Yesterday, I introduced them to R (statistical analysis and graphical visualisation) and Processing (a rapid development and very visual programming language) as examples of tools that might be useful for their projects. In fairly short order, they were pushing the boundaries, trying new things and, from what I could see, enjoying themselves as they got into the idea that this was exploration rather than a prescribed tool set. I talked about the time burden of re-doing analysis and why tools that forced you to use the Graphical User Interface (clicking with the mouse to move around and change text) such as Excel had really long re-analysis pathways because you had to reapply a set of mechanical changes that you couldn’t (easily) automate. Both of the tools that I showed them could be set up so that you could update your data and then re-run your analysis, do it again, change something, re-run it, add a new graph, re-run it – and it could all be done very easily without having to re-paste Column C into section D4 and then right clicking to set the format or some such nonsense.

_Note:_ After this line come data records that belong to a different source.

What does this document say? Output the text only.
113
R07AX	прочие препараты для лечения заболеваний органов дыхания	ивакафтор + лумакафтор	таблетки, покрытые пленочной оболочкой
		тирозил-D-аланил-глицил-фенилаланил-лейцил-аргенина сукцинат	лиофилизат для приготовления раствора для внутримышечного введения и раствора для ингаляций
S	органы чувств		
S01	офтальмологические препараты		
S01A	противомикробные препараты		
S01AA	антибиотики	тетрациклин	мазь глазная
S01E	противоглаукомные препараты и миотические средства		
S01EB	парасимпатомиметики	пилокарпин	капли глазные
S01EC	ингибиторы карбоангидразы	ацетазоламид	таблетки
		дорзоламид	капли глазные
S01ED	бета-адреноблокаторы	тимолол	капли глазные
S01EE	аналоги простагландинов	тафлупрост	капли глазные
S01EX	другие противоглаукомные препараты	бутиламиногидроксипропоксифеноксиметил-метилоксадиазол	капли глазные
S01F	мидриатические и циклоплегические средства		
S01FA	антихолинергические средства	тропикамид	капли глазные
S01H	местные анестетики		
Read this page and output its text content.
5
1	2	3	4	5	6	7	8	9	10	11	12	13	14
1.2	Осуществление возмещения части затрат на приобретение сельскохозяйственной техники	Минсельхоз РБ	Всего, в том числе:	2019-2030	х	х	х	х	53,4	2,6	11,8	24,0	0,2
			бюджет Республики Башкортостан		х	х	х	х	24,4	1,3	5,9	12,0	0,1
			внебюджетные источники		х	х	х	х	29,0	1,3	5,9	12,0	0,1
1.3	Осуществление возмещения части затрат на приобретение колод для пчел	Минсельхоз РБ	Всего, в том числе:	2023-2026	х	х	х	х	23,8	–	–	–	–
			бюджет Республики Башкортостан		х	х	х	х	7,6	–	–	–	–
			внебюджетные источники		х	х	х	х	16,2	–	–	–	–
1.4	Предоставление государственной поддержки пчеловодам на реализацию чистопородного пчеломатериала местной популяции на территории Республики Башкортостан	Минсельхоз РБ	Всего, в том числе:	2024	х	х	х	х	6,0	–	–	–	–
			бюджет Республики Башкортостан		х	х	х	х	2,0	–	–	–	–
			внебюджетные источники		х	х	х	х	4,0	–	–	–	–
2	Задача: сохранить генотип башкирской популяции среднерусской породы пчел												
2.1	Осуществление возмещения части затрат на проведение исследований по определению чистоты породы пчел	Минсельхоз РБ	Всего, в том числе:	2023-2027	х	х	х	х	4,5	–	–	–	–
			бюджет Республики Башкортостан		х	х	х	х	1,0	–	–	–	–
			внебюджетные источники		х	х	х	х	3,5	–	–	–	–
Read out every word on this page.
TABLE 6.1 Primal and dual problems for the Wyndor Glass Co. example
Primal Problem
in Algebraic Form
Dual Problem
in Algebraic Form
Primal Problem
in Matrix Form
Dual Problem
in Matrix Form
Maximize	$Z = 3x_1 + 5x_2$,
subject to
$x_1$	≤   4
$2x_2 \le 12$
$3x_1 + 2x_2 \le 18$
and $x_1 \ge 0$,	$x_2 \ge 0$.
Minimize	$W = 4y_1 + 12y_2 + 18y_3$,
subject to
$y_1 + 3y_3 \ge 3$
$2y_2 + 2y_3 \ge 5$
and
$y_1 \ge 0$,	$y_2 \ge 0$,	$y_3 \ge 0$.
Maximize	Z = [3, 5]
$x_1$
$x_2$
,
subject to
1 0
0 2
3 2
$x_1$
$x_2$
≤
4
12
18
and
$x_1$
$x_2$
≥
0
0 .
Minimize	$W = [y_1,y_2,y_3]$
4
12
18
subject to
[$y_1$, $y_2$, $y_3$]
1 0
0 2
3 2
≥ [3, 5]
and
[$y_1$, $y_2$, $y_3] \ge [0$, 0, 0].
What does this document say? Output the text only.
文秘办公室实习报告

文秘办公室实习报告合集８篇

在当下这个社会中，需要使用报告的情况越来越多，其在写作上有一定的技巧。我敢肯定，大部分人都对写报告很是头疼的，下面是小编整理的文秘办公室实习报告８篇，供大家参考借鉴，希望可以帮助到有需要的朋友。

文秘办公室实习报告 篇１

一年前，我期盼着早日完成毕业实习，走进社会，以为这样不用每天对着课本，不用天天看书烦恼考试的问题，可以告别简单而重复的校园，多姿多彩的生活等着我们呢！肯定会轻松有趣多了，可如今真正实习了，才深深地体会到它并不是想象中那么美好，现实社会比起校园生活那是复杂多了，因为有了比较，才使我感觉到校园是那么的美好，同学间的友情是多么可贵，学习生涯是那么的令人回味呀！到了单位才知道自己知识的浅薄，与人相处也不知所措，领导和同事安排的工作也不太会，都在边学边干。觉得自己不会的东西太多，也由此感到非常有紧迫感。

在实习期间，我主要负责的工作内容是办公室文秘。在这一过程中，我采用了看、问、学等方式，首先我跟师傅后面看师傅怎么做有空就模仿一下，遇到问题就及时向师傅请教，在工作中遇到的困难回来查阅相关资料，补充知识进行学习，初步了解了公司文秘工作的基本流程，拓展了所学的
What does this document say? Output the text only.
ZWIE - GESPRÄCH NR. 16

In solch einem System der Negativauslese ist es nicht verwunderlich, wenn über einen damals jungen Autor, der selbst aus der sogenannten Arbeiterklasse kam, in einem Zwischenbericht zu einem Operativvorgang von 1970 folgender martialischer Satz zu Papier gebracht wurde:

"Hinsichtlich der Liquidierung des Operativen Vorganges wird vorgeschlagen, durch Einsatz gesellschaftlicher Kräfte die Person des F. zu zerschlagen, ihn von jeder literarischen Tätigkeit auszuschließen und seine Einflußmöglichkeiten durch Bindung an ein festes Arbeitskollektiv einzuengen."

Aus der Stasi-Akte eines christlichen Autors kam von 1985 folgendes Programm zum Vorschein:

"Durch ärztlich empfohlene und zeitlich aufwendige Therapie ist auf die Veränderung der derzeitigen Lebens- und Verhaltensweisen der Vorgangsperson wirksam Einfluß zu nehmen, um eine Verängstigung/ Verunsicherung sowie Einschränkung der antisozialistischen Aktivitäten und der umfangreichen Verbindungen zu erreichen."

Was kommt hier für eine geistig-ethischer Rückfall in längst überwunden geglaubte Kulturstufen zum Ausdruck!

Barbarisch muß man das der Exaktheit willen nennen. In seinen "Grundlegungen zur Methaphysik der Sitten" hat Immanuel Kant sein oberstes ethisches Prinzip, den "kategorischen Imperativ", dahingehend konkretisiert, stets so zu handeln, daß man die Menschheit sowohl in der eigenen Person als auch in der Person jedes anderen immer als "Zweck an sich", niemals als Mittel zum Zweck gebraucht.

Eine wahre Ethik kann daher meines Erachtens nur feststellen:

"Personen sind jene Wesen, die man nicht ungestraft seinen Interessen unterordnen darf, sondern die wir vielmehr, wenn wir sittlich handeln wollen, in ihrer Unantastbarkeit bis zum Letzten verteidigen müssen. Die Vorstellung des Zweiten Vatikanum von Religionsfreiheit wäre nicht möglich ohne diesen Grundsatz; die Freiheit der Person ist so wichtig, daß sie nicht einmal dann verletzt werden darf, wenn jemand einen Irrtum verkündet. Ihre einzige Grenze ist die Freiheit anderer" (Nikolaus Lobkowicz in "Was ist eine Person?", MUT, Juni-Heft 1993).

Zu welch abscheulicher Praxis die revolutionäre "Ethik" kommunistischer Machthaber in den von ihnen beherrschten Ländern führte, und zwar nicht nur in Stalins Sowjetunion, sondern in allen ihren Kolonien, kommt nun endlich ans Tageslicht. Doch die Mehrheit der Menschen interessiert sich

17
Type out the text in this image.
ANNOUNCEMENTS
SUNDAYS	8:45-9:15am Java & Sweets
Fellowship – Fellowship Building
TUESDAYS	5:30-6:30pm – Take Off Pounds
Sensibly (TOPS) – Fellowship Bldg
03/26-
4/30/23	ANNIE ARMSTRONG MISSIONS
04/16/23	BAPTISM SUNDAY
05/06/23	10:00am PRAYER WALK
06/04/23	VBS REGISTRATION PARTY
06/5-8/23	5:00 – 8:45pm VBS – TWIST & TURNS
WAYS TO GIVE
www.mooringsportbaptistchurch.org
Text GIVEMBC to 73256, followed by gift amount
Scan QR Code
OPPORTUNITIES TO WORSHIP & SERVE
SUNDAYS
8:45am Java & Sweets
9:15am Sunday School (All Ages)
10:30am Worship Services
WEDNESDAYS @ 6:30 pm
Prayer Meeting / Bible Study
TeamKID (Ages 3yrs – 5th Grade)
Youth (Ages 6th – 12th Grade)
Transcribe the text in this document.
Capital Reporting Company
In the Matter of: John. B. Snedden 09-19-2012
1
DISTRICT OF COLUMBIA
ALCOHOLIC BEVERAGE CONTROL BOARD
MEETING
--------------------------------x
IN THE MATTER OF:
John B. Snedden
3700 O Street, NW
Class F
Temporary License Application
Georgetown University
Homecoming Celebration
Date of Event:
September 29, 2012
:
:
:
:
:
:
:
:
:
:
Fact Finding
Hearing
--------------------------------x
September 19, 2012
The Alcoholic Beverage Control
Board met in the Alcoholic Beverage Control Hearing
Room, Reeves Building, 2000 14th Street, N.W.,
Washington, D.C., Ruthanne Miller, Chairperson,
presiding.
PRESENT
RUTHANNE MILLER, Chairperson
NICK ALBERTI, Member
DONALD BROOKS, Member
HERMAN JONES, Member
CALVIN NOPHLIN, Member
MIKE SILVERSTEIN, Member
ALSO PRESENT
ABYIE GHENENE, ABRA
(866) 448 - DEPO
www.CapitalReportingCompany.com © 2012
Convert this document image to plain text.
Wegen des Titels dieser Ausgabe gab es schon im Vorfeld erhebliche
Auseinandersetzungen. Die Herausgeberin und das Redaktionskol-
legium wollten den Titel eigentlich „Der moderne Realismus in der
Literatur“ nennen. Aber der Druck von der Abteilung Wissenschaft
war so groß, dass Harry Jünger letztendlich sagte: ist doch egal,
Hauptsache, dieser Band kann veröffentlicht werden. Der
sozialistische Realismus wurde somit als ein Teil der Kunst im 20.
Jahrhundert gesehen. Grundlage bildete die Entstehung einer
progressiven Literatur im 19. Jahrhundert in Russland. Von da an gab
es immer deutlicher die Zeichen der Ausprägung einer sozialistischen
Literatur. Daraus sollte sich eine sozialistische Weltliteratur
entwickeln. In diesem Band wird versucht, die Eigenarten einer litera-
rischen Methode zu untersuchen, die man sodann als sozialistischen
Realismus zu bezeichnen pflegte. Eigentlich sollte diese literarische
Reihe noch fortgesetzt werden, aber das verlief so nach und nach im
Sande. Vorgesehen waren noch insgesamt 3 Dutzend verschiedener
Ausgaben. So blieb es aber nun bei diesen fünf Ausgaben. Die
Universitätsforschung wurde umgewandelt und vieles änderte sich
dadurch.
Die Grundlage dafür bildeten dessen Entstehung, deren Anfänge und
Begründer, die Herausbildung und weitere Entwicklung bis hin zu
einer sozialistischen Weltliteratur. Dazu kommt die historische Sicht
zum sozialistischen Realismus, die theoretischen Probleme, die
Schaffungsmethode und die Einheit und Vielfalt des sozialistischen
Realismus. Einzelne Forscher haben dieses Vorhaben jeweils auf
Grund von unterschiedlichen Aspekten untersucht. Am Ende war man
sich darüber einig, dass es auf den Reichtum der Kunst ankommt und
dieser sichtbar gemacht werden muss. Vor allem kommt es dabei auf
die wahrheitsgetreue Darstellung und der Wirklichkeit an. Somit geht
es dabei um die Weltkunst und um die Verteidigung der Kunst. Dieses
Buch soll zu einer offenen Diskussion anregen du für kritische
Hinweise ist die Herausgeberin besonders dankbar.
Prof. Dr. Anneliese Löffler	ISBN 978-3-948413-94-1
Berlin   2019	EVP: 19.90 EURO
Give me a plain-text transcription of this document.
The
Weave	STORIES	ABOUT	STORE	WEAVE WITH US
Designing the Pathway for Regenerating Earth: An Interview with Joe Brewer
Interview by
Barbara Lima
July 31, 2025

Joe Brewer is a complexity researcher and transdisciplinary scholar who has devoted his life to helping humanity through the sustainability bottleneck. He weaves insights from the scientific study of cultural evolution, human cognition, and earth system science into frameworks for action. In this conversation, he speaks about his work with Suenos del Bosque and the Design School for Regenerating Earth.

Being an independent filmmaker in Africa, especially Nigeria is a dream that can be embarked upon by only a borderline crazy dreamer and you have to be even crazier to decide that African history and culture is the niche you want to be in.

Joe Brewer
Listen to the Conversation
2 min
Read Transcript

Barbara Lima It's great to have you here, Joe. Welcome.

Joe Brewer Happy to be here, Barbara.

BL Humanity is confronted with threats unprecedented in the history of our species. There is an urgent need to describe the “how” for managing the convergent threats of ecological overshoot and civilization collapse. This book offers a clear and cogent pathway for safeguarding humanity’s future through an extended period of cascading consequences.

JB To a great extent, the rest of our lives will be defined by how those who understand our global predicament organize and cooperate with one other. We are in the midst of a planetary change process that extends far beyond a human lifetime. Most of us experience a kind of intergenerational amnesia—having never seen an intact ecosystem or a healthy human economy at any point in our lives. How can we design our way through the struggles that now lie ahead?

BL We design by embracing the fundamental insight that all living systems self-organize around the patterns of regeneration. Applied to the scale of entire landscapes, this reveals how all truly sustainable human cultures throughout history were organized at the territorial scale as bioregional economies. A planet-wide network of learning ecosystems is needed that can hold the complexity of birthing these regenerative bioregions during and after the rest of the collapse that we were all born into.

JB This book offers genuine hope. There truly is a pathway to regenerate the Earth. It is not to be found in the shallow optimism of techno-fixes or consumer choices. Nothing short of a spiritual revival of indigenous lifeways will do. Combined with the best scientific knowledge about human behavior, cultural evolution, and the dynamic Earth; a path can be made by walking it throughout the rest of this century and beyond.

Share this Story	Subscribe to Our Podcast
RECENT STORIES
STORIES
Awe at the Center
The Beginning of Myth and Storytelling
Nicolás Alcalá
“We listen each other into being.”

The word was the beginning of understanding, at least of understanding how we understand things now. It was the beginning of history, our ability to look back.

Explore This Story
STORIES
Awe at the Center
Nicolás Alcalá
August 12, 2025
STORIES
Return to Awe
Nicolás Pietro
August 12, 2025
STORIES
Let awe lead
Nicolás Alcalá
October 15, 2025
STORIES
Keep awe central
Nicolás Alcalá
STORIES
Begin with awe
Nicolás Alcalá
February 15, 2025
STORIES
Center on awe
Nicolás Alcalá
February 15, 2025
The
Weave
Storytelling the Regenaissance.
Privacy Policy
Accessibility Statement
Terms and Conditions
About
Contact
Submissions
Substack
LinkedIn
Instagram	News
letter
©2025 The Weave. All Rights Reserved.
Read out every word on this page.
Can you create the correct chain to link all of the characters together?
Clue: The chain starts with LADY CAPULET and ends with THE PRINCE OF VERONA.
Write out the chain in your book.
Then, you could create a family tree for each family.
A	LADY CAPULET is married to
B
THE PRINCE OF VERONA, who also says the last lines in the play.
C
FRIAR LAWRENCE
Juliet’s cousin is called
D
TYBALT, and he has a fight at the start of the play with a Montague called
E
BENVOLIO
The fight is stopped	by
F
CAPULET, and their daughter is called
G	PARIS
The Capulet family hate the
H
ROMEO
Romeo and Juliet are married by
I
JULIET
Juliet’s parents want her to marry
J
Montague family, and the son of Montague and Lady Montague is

It’s too soon to tell what the students think because there is a very “new car smell” about this course and we always have the infamous, if contested, Hawthorne Effect, where being obviously observed as part of a study tends to improve performance. Of course, in this case, the students aren’t part of an experiment but, given the focus, the preparation and the new nature – we’re in the same territory. (I have, of course, told the students about the Hawthorne Effect in loose terms because the scope of the course is on solving important and difficult problems, not on knee-jerk reactions to changing the colour of the chair cushions. All of the behaviourists in the audience can now shake their heads, slowly.)

Early indications are positive. On Monday I presented an introductory lecture laying everything out and then we had a discussion about the course. I assigned some reading (it looked like 24 pages but was closer to 12) and asked students to come in with a paragraph of notes describing what a Grand Challenge was in their own words, as well as some examples. The next day, less than 24 hours after the lecture, everyone showed up and, when asked to write their description up on the white board, all got up and wrote it down – from their notes. Then they exchanged ideas, developed their answers and I took pictures of them to put up on our forum. Tomorrow, I’ll throw these up and ask the students to keep refining them, tracking their development of their understanding as they work out what they consider to be the area of grand challenges and, I hope, the area that they will start to consider “their” area – the one that they want to solve.

If even one more person devotes themselves to solving an important problem to be work then I’ll be very happy but I’ll be even happier if most of them do, and then go on to teach other people how to do it. Scale is the killer so we need as many dedicated, trained, enthusiastic and clever people as we can  – let’s see what we can do about that.